Last Updated: February 25, 2024

Typhus is caused by different types of rickettsia bacteria. Rickettsia prowazekii causes epidemic typhus while Rickettsia typhi endemic typhus. Scrub typhus is another variant of disease that is caused by Orientia tsutsugamushi bacteria that is found in larval mites.


What is important to know is that these bacteria are carried by insects like lice, fleas, and ticks. The bites of these insects transmit the bacteria to the person and scratching at the bite area can cause the skin to open up more. This allows the bacteria to have greater access to the bloodstream where it can better reproduce and grow. 


Typhus spreads easier in overcrowded areas where body lice can jump from one person to another. 


Patients with typhus usually show symptoms two weeks after contact with infected body lice. The most common symptoms are:

  • Fever and chills
  • Headache
  • Rapid breathing
  • Body and muscle aches
  • Rash
  • Cough
  • Nausea
  • Vomiting
  • Confusion 

Since the symptoms of this disease are similar to other diseases, the doctor will need the patient’s history to successfully diagnose typhus.
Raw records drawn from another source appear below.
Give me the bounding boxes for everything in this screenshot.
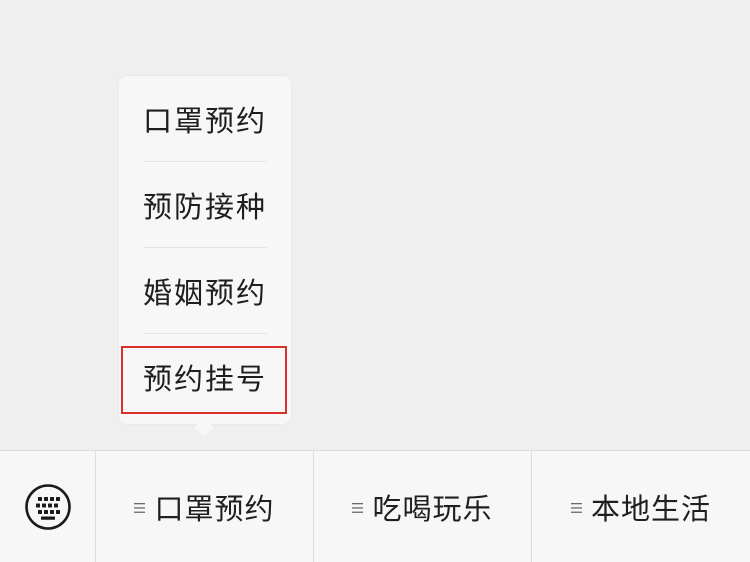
- menu-tab-food-fun[interactable]: 吃喝玩乐: [314, 451, 532, 562]
- submenu-item-vaccination[interactable]: 预防接种: [143, 162, 267, 248]
- submenu-item-label: 婚姻预约: [143, 275, 268, 310]
- menu-tab-label: 吃喝玩乐: [372, 491, 493, 526]
- menu-tab-label: 本地生活: [590, 491, 711, 526]
- keyboard-toggle-button[interactable]: [0, 451, 96, 562]
- menu-tab-mask-reservation[interactable]: 口罩预约: [96, 451, 314, 562]
- menu-lines-icon: [352, 502, 364, 513]
- submenu-item-label: 口罩预约: [143, 103, 268, 138]
- submenu-item-mask-reservation[interactable]: 口罩预约: [143, 76, 267, 162]
- submenu-item-label: 预约挂号: [143, 362, 268, 396]
- keyboard-icon: [24, 483, 71, 530]
- menu-lines-icon: [570, 502, 582, 513]
- menu-tab-label: 口罩预约: [154, 491, 275, 526]
- bottom-menu-bar: 口罩预约 吃喝玩乐 本地生活: [0, 450, 750, 562]
- submenu-item-marriage-reservation[interactable]: 婚姻预约: [143, 248, 267, 334]
- submenu-item-hospital-registration[interactable]: 预约挂号: [143, 334, 267, 420]
- submenu-popup: 口罩预约 预防接种 婚姻预约 预约挂号: [119, 76, 291, 424]
- menu-lines-icon: [134, 502, 146, 513]
- menu-tab-local-life[interactable]: 本地生活: [532, 451, 750, 562]
- submenu-item-label: 预防接种: [143, 189, 268, 224]
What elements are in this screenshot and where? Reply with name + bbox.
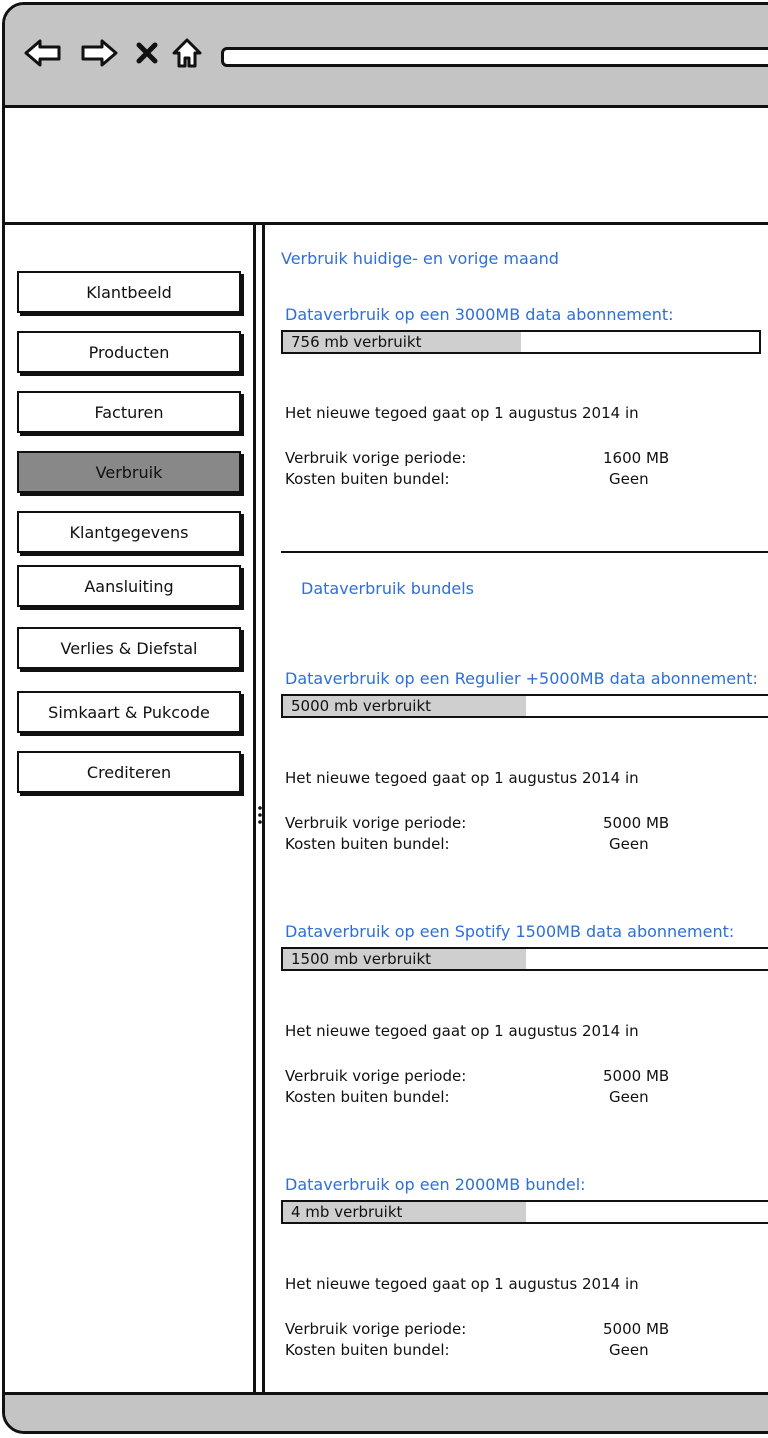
extra-cost-label: Kosten buiten bundel: — [285, 470, 450, 488]
nav-facturen[interactable]: Facturen — [17, 391, 241, 433]
forward-arrow-icon[interactable] — [79, 33, 119, 73]
renewal-text: Het nieuwe tegoed gaat op 1 augustus 201… — [285, 404, 639, 422]
extra-cost-value: Geen — [609, 1341, 649, 1359]
renewal-text: Het nieuwe tegoed gaat op 1 augustus 201… — [285, 769, 639, 787]
prev-period-label: Verbruik vorige periode: — [285, 814, 467, 832]
status-bar — [5, 1392, 768, 1431]
sidebar-divider — [253, 225, 256, 1395]
prev-period-value: 5000 MB — [603, 814, 670, 832]
close-icon[interactable] — [127, 33, 167, 73]
prev-period-value: 5000 MB — [603, 1067, 670, 1085]
nav-label: Producten — [88, 342, 170, 362]
nav-klantbeeld[interactable]: Klantbeeld — [17, 271, 241, 313]
extra-cost-value: Geen — [609, 470, 649, 488]
extra-cost-label: Kosten buiten bundel: — [285, 835, 450, 853]
nav-label: Verbruik — [95, 462, 163, 482]
extra-cost-label: Kosten buiten bundel: — [285, 1341, 450, 1359]
section-title: Dataverbruik op een 3000MB data abonneme… — [285, 305, 674, 324]
nav-klantgegevens[interactable]: Klantgegevens — [17, 511, 241, 553]
back-arrow-icon[interactable] — [23, 33, 63, 73]
nav-label: Crediteren — [86, 762, 172, 782]
nav-verbruik[interactable]: Verbruik — [17, 451, 241, 493]
nav-label: Simkaart & Pukcode — [48, 702, 210, 722]
usage-bar-label: 4 mb verbruikt — [291, 1203, 403, 1221]
page-header — [5, 108, 768, 225]
section-title: Dataverbruik op een Regulier +5000MB dat… — [285, 669, 758, 688]
splitter-handle-icon[interactable] — [257, 805, 263, 825]
nav-label: Klantbeeld — [86, 282, 172, 302]
renewal-text: Het nieuwe tegoed gaat op 1 augustus 201… — [285, 1022, 639, 1040]
prev-period-label: Verbruik vorige periode: — [285, 1320, 467, 1338]
section-title: Dataverbruik op een Spotify 1500MB data … — [285, 922, 735, 941]
usage-progress-bar: 756 mb verbruikt — [281, 330, 761, 354]
nav-label: Klantgegevens — [69, 522, 189, 542]
nav-aansluiting[interactable]: Aansluiting — [17, 565, 241, 607]
nav-crediteren[interactable]: Crediteren — [17, 751, 241, 793]
usage-progress-bar: 4 mb verbruikt — [281, 1200, 768, 1224]
usage-progress-bar: 1500 mb verbruikt — [281, 947, 768, 971]
prev-period-label: Verbruik vorige periode: — [285, 449, 467, 467]
url-bar[interactable] — [221, 47, 768, 67]
nav-producten[interactable]: Producten — [17, 331, 241, 373]
sidebar-nav: Klantbeeld Producten Facturen Verbruik K… — [5, 225, 253, 1395]
renewal-text: Het nieuwe tegoed gaat op 1 augustus 201… — [285, 1275, 639, 1293]
extra-cost-value: Geen — [609, 1088, 649, 1106]
section-title: Dataverbruik op een 2000MB bundel: — [285, 1175, 586, 1194]
nav-label: Aansluiting — [84, 576, 174, 596]
usage-progress-bar: 5000 mb verbruikt — [281, 694, 768, 718]
home-icon[interactable] — [167, 33, 207, 73]
usage-bar-label: 5000 mb verbruikt — [291, 697, 432, 715]
prev-period-label: Verbruik vorige periode: — [285, 1067, 467, 1085]
nav-simkaart-pukcode[interactable]: Simkaart & Pukcode — [17, 691, 241, 733]
section-divider — [281, 551, 768, 553]
browser-window: Klantbeeld Producten Facturen Verbruik K… — [2, 2, 768, 1434]
prev-period-value: 1600 MB — [603, 449, 670, 467]
nav-verlies-diefstal[interactable]: Verlies & Diefstal — [17, 627, 241, 669]
nav-label: Facturen — [94, 402, 164, 422]
prev-period-value: 5000 MB — [603, 1320, 670, 1338]
page-title: Verbruik huidige- en vorige maand — [281, 249, 559, 268]
browser-toolbar — [5, 5, 768, 108]
usage-bar-label: 1500 mb verbruikt — [291, 950, 432, 968]
main-content: Verbruik huidige- en vorige maand Datave… — [267, 225, 768, 1395]
usage-bar-label: 756 mb verbruikt — [291, 333, 422, 351]
extra-cost-label: Kosten buiten bundel: — [285, 1088, 450, 1106]
nav-label: Verlies & Diefstal — [60, 638, 198, 658]
bundles-title: Dataverbruik bundels — [301, 579, 474, 598]
extra-cost-value: Geen — [609, 835, 649, 853]
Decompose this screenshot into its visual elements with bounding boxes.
Some common questions that physicians may ask their patient’s are:

  • Are you living in a crowded environment?
  • Was there a recent typhus outbreak in your community?
  • Have you traveled abroad recently?

Diagnostic tests can also be ordered by a doctor to confirm typhus. These include:

  • Skin biopsy (skin sample will taken and tested)
  • Blood tests (can indicate presence of infection)
  • Other laboratory tests (Western blot and immunofluorescence test)


Once typhus is successfully diagnosed, antibiotics can be prescribed to the patient to control the infection. Doxycycline is the preferred treatment by most but there are other alternatives such as chloramphenicol for those that are not pregnant and not breastfeeding, and ciprofloxacin for those that cannot be given doxycycline.

Currently, there is no vaccine for typhus so the best way to avoid contracting typhus is by avoiding regions wherein this disease is common. On the other hand, if a person is living in an overcrowded area where typhus is inherent, applying insect repellent to the body and wearing clothes that cover the arms and legs will also lessen the chance of getting this disease.